In 2016 she gave the Peter Wildy Prize Lecture in Virology on the subject of Influenza. She was elected a Fellow of the Academy of Medical Sciences in 2019 and was awarded the 2023 Microbiology Society Prize Medal by the Microbiology Society for her work.

Barclay was appointed Commander of the Order of the British Empire (CBE) in the 2022 New Year Honours for services to virology.

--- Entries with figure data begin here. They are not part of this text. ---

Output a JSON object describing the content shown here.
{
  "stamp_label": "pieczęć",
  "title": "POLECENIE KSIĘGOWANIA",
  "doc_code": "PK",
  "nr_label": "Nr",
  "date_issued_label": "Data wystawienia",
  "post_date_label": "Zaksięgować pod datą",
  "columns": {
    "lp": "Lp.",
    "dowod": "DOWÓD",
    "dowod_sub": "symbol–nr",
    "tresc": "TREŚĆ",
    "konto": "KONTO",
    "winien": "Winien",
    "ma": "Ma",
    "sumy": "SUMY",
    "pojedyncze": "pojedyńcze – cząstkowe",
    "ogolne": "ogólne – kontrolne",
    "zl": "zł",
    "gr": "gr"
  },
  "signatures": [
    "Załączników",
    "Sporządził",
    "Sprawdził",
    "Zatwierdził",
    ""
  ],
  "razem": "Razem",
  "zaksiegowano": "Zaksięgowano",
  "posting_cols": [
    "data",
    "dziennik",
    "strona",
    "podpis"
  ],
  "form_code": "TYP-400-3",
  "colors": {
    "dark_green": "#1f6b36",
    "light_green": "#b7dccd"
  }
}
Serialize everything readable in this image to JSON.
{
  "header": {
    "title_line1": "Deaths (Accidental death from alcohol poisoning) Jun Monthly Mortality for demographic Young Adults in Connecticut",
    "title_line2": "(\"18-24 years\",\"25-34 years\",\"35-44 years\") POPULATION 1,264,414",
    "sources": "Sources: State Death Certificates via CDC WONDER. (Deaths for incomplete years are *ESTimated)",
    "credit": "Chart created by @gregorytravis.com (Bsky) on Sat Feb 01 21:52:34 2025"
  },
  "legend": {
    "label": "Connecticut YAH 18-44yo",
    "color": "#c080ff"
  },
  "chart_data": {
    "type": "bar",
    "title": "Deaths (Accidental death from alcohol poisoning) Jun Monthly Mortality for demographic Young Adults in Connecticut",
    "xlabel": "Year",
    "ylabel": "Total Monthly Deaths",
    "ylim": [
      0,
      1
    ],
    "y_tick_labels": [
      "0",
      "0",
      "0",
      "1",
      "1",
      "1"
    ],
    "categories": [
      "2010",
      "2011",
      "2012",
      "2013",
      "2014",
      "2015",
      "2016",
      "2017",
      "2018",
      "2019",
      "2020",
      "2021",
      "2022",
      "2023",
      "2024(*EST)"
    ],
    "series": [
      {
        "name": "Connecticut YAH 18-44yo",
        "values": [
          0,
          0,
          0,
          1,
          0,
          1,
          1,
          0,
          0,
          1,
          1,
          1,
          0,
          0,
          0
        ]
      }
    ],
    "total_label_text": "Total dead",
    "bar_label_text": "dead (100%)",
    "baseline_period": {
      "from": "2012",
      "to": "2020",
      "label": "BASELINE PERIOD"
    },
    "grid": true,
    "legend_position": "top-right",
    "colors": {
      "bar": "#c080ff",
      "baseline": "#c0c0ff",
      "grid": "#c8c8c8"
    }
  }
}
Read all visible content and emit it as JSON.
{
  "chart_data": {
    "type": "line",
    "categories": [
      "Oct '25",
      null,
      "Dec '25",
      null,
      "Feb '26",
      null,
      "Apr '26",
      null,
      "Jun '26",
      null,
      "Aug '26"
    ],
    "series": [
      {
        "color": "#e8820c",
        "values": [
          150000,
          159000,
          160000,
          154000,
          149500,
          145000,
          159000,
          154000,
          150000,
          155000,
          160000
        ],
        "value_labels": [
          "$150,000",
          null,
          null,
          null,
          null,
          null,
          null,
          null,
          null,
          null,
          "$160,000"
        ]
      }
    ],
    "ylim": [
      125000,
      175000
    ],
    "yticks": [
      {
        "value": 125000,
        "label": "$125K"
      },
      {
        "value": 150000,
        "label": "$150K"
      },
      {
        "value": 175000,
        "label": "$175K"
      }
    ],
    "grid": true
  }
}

===Memberships and editorial boards===
- Committee member, Joint Committee on Vaccination and Immunization (Influenza Sub-group), Joint Committee on Vaccination and Immunization, Department of Health (DoH), 2008
- Committee member, Wellcome Trust basic Science Interview Committee
- Invited Member of panel, The peer review panel for animal work on influenza, Conference on Decision and Control (CDC) 2013, 2013 – 2013
- committee member, Scientific Programme Committee for Options for Control of Influenza, Options for Control of Influenza Conference, Cape Town, 2013
- Chair of the Virus Division, The Society For Microbiology, 2013
- Member, New and Emerging Respiratory Virus Threats Advisory Group

Barclay has served on several editorial boards including:

- PLOS Pathogens, guest editor
- The Journal of General Virology, member of the editorial board
- Virology, member of the editorial board

===Media appearances===
- World Economic Forum, Davos, Switzerland 2018: IdeasLab session on Developing a Vaccine Revolution
- BBC Future (Online) 2018 : Why the Flu of 1918 was so deadly
- Human Swarm (TV movie documentary), 2013; appeared as herself
- Horizon (UK TV series), 2013; appeared as herself
- Interviewed by Jim Al-Khalili on The Life Scientific on BBC Radio 4, first broadcast in 2018.